Unfortunately, until recently, SIEMs have been the only solution. (Of course, you can always solve the problem with more people, but that’s not a sustainable approach.) Without having data from all the security tools, any analysis will be riddled with inaccurate insights. The tools themselves have realized this, so there has been a push for tool “extensions” to ingest data from other sources, such as XDRs, which have EDRs as a core dataset and ingest data from other tools. The thesis is that security teams believe that endpoints are the main source of issues and attacks, so having more context is beneficial.
I don’t believe this is the right play for most tools (or even EDRs). Let’s just look at the modern data stack again and look at the EDR/XDR play. The EDR companies are data sources that have applications but are trying to pivot into a data warehouse. That’s a risky play given that they have to build a data warehouse while the actual data warehouses like Snowflake and Databricks are pivoting into security use cases.
What should cybersecurity companies do?
It seems like security tools are looking more like BI tools in the past, so I believe they will undergo a similar evolution to the modern data stack. Security practitioners will demand more context that will require data silos to be broken. Given the increased focus on actionable insights, security practitioners will need to develop their own “stack” to provide these insights.

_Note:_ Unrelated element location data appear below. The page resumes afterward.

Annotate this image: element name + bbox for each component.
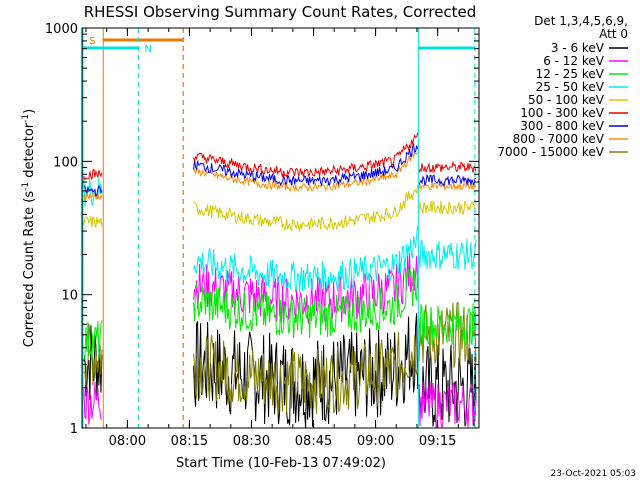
x-tick-label-4: 09:00 xyxy=(357,434,394,449)
y-axis-label-sup-2: -1 xyxy=(21,114,31,123)
series-2-segment-1 xyxy=(193,267,419,339)
y-axis-label-end: ) xyxy=(22,109,37,114)
legend-label-1: 6 - 12 keV xyxy=(543,54,605,68)
x-axis-label: Start Time (10-Feb-13 07:49:02) xyxy=(176,456,386,471)
series-1-segment-2 xyxy=(418,380,477,429)
y-tick-label-3: 1000 xyxy=(45,22,78,37)
series-6-segment-0 xyxy=(83,185,103,197)
legend-header-line-2: Att 0 xyxy=(599,27,628,41)
plot-frame xyxy=(81,27,480,429)
series-4-segment-2 xyxy=(418,200,477,216)
series-3-segment-2 xyxy=(418,238,477,270)
legend-label-8: 7000 - 15000 keV xyxy=(497,145,604,159)
y-tick-label-0: 1 xyxy=(70,422,78,437)
legend-label-3: 25 - 50 keV xyxy=(536,80,605,94)
x-tick-label-1: 08:15 xyxy=(171,434,208,449)
series-2-segment-0 xyxy=(83,320,103,362)
series-8-segment-1 xyxy=(193,332,419,414)
y-axis-label-sup-1: -1 xyxy=(21,182,31,191)
series-3-segment-1 xyxy=(193,226,419,293)
series-4-segment-1 xyxy=(193,185,419,233)
chart-title: RHESSI Observing Summary Count Rates, Co… xyxy=(84,3,477,21)
y-tick-label-2: 100 xyxy=(53,155,78,170)
y-axis-label: Corrected Count Rate (s-1 detector-1) xyxy=(21,109,37,347)
legend-label-4: 50 - 100 keV xyxy=(528,93,605,107)
series-0-segment-0 xyxy=(83,325,103,401)
legend-label-7: 800 - 7000 keV xyxy=(513,132,605,146)
legend-header-line-1: Det 1,3,4,5,6,9, xyxy=(534,14,628,28)
series-5-segment-2 xyxy=(418,160,477,174)
series-4-segment-0 xyxy=(83,216,103,228)
night-flag-label: N xyxy=(144,44,151,55)
legend-label-6: 300 - 800 keV xyxy=(520,119,604,133)
x-tick-label-5: 09:15 xyxy=(419,434,456,449)
series-6-segment-1 xyxy=(193,143,419,187)
x-tick-label-3: 08:45 xyxy=(295,434,332,449)
footer-timestamp: 23-Oct-2021 05:03 xyxy=(551,469,636,479)
series-1-segment-0 xyxy=(83,381,103,425)
y-axis-label-main: Corrected Count Rate (s xyxy=(22,191,37,348)
series-5-segment-1 xyxy=(193,132,419,179)
series-2-segment-2 xyxy=(418,303,477,346)
legend-label-2: 12 - 25 keV xyxy=(536,67,605,81)
y-tick-label-1: 10 xyxy=(61,289,78,304)
interval-layer: SN xyxy=(82,28,476,428)
legend-label-5: 100 - 300 keV xyxy=(520,106,604,120)
series-5-segment-0 xyxy=(83,168,103,181)
x-tick-label-0: 08:00 xyxy=(109,434,146,449)
series-6-segment-2 xyxy=(418,173,476,187)
series-3-segment-0 xyxy=(83,176,103,207)
legend-label-0: 3 - 6 keV xyxy=(551,41,605,55)
y-axis-label-mid: detector xyxy=(22,122,37,182)
series-7-segment-0 xyxy=(83,192,103,202)
x-tick-label-2: 08:30 xyxy=(233,434,270,449)
series-7-segment-2 xyxy=(418,181,476,192)
axis-layer: 08:00 08:15 08:30 08:45 09:00 09:15 1 10 100 1000 xyxy=(45,22,479,449)
saa-flag-label: S xyxy=(89,36,95,47)
series-layer xyxy=(83,132,477,429)
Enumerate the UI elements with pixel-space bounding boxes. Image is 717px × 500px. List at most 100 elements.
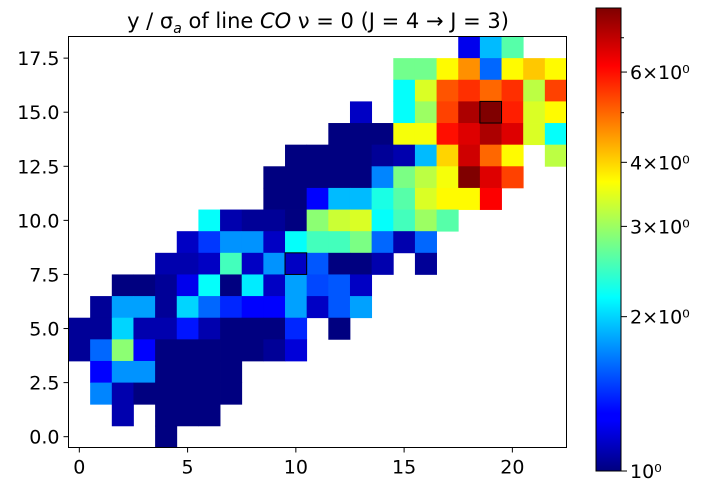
heatmap-cell: [393, 58, 416, 81]
heatmap-cell: [501, 144, 524, 167]
heatmap-cell: [111, 296, 134, 319]
heatmap-cell: [176, 404, 199, 427]
heatmap-cell: [458, 36, 481, 59]
heatmap-cell: [393, 144, 416, 167]
heatmap-cell: [90, 339, 113, 362]
heatmap-cell: [436, 187, 459, 210]
heatmap-cell: [285, 209, 308, 232]
heatmap-cell: [479, 36, 502, 59]
y-tick-label: 2.5: [29, 373, 59, 395]
heatmap-cell: [349, 166, 373, 189]
heatmap-cell: [220, 209, 243, 232]
heatmap-cell: [501, 166, 524, 189]
colorbar-tick-label: 10⁰: [630, 461, 662, 483]
heatmap-cell: [263, 296, 286, 319]
heatmap-cell: [263, 166, 286, 189]
heatmap-cell: [220, 296, 243, 319]
heatmap-cell: [458, 123, 481, 146]
heatmap-cell: [393, 209, 416, 232]
heatmap-cell: [155, 252, 178, 275]
heatmap-cell: [328, 274, 351, 297]
heatmap-cell: [198, 252, 221, 275]
heatmap-cell: [501, 101, 524, 124]
heatmap-cell: [306, 252, 329, 275]
heatmap-cell: [198, 382, 221, 405]
heatmap-cell: [328, 209, 351, 232]
heatmap-cell: [220, 382, 243, 405]
y-tick-label: 15.0: [17, 102, 59, 124]
heatmap-cell: [371, 231, 394, 254]
heatmap-cell: [285, 339, 308, 362]
heatmap-cell: [285, 317, 308, 340]
heatmap-cell: [436, 123, 459, 146]
heatmap-cell: [414, 187, 437, 210]
title-middle: of line: [182, 9, 260, 33]
heatmap-cell: [90, 317, 113, 340]
heatmap-cell: [328, 252, 351, 275]
heatmap-cell: [328, 144, 351, 167]
heatmap-cell: [285, 187, 308, 210]
heatmap-cell: [220, 339, 243, 362]
heatmap-cell: [436, 101, 459, 124]
heatmap-cell: [479, 144, 502, 167]
heatmap-cell: [458, 58, 481, 81]
heatmap-cell: [241, 274, 264, 297]
heatmap-cell: [349, 296, 373, 319]
x-tick-label: 10: [284, 457, 308, 479]
heatmap-cell: [198, 339, 221, 362]
heatmap-cell: [458, 144, 481, 167]
heatmap-cell: [523, 79, 546, 102]
heatmap-cell: [393, 231, 416, 254]
heatmap-cell: [263, 317, 286, 340]
heatmap-cell: [306, 209, 329, 232]
heatmap-cell: [68, 317, 91, 340]
heatmap-cell: [479, 187, 502, 210]
heatmap-cell: [176, 317, 199, 340]
heatmap-cell: [155, 425, 178, 448]
heatmap-cell: [328, 231, 351, 254]
heatmap-cell: [220, 360, 243, 384]
heatmap-cell: [306, 274, 329, 297]
heatmap-cell: [155, 360, 178, 384]
heatmap-cell: [501, 79, 524, 102]
heatmap-cell: [544, 101, 567, 124]
heatmap-cell: [155, 339, 178, 362]
heatmap-cells: [68, 36, 567, 448]
heatmap-cell: [349, 209, 373, 232]
heatmap-cell: [241, 317, 264, 340]
heatmap-cell: [285, 252, 308, 275]
highlight-box: [284, 252, 308, 275]
colorbar: [595, 7, 622, 472]
heatmap-cell: [328, 166, 351, 189]
heatmap-cell: [155, 382, 178, 405]
colorbar-axis: 10⁰ 2×10⁰ 3×10⁰ 4×10⁰ 6×10⁰: [621, 37, 690, 483]
heatmap-cell: [241, 252, 264, 275]
colorbar-tick-label: 3×10⁰: [630, 216, 690, 238]
y-tick-label: 0.0: [29, 427, 59, 449]
heatmap-cell: [414, 209, 437, 232]
heatmap-cell: [133, 382, 156, 405]
heatmap-cell: [328, 317, 351, 340]
heatmap-cell: [414, 252, 437, 275]
heatmap-cell: [220, 231, 243, 254]
heatmap-cell: [263, 209, 286, 232]
heatmap-cell: [393, 187, 416, 210]
heatmap-cell: [133, 339, 156, 362]
y-axis: 0.0 2.5 5.0 7.5 10.0 12.5 15.0 17.5: [17, 48, 69, 449]
heatmap-cell: [90, 296, 113, 319]
heatmap-cell: [414, 166, 437, 189]
heatmap-cell: [198, 296, 221, 319]
heatmap-cell: [133, 317, 156, 340]
heatmap-cell: [90, 382, 113, 405]
colorbar-tick-label: 2×10⁰: [630, 307, 690, 329]
heatmap-cell: [285, 231, 308, 254]
heatmap-cell: [544, 58, 567, 81]
heatmap-cell: [133, 360, 156, 384]
x-tick-label: 5: [182, 457, 194, 479]
heatmap-cell: [263, 252, 286, 275]
heatmap-cell: [349, 274, 373, 297]
heatmap-cell: [414, 101, 437, 124]
heatmap-cell: [436, 79, 459, 102]
heatmap-cell: [198, 231, 221, 254]
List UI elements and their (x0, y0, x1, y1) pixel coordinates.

This means that we will see similar tools like modern data stack. We will see data sources, ingestion, transformation, warehouses, and verticalized applications. Some of the existing players might go into security use cases, such as the data warehouses because security data is not that different than other data.
Now, cybersecurity products have an identity crisis. They have to decide which bucket they fall into. Are they the applications? Are they the data sources? Are they the ingestion engine?
In my opinion, most companies will need to pivot to verticalized, lightweight applications built on top of a data warehouse or a BI-like tool. Cloud providers and engineering tools, such as observability tools like Datadog, will serve as data sources. There seems to still be space for a transformation, analysis, and ingestion tool. Unfortunately, cybersecurity companies have to pick a category. They cannot continue to operate and cross categories for the same reasons BI tools couldn’t succeed in doing it — this will lead to cause the product to have duplicate functionality in the security “stack” that will not add additional value.
I do think this is going to happen as companies are already exploring using data warehouses as SIEMs to consolidate data infrastructure and reduce the burden on the engineering infrastructure teams. I am not sure of the time scale, but I do think this transformation will be a net positive for the industry and lead to more efficient security operations because it will lead to better and more effective data analysis.